Does this mean documentary is now on an equal footing with mainstream, feature cinema? Or, given its largely indifferent box-office performance, is it simply flourishing in a soon-to-be-closed bolt hole — a genre for which TV no longer has the time or money?

The British Film Institute has just released the first of three volumes of a DVD box set that will add up to a near-complete retrospective of the work of Molly Dineen, whose influential observational films include Home from the Hill (1987) and The Lie of the Land (2007). Kevin Macdonald, who won an Oscar for his account of the Munich Olympics massacre, One Day in September (1999), gave a BBC-sponsored lecture in April in which he challenged the view that the digital free-for-all, in which anyone with a mobile phone and web access can shoot and distribute a film, reduces the need for ­traditional documentarians.

A golden age

Are we on the cusp of a golden age of democratic documentary-making? Macdonald is sceptical.

“It’s very interesting that, although the technology is out there now for us all to make a film, there aren’t more great films,” he said. The director’s next project, Life in a Day, is based on hundreds of thousands of pieces of volunteer footage shot around the world on July 24 last year. “There was some wonderful filmmaking in there,” he acknowledged, “but a very tiny percentage. And I think it took a filmmaker, a director like me, to find the story in there.”

Then there is the blurring of distinctions between documentary and drama. This began with the popularity of the docusoap, in which real people played out situations that were cut and shaped like plays — a form pioneered by Driving School and Wife Swap, and which evolved into mock-doc comedy such as The Office. An ever-greater number of dramas are based on actual events or shot to look as though they were. In what could be seen as a symbolic move, several leading documentary-makers have switched sides from fact to fiction, among them Peter Kosminsky (The Promise) and Paul Greengrass (The Bourne Ultimatum).

Demanding a script
Asked whether she regarded the spread of documentary style into comedy, drama and even advertising as a ­tribute, Dineen is doubtful: “Is it a popular style because it feels more edgy and exciting, which is slightly ironic at a time when people find it less and less justifiable to fund pure documentary? Or is it because it is cheaper?”
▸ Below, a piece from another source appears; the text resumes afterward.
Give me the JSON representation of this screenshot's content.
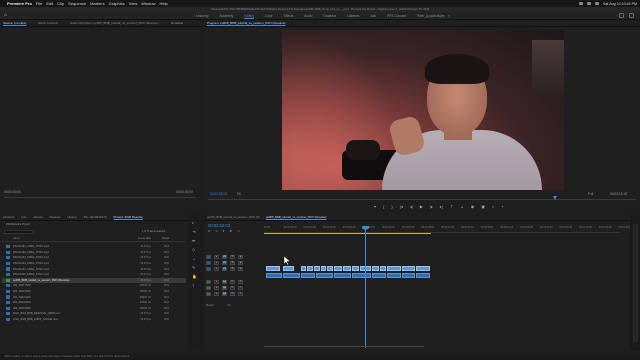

The most subtle and invidious ­blurring between drama and documentary is the belief that the story-line should be settled before shooting starts. Both Dineen and Macdonald commented on the tendency of executives to demand, in effect, a script.

Dineen worked for two-and-a-half years on The Ark, her 1993 Bafta-winning series about London Zoo, arriving at 6am and often working until midnight. While making The Lie of the Land, her multilayered portrait of a rural community in southwestern England, she filmed for months before discovering what the film might be. Increasingly, both commissioning editors and finance directors lack the patience for such long, blind searches.

While supervising the digital transfers of her work for the box set, Dineen was struck by another now-radical but then standard aspect. Heart of the Angel, her 1989 film about a London Underground station, “has no commentary at all: [it] just builds up through images”. If a documentary about a tube station were made now, networks would demand a wry commentary or, more likely, that a celebrity should “own” the topic — Stephen Fry’s Favourite Tube Stations, say.

Front men
What most concerns older generations of filmmakers and viewers is an apparent softening or simplification of content: series rather than one-offs, metaphor-heavy commentary, obtrusive background music (The Wonders of the Universe had all these plus a celebrity scientist-presenter). Ominously, the cinema doccies that have done best at the box office have tended to have front men — whether Michael Moore, Morgan Spurlock or Al Gore in his Oscar winner, An Inconvenient Truth (2006).

Dineen is planning a documentary on the educational system, hoping to film in an academy school, but fears that the kind of film she wants to make is being marginalised. “Why it matters, when everything else starts to look like documentaries, is that I think people have a right to watch ­documentaries. That sounds terribly pompous. But there is an increasing lack of room for real people with real stories that ought to be told. But you’ve got to want to spend the time and the money to tell them.”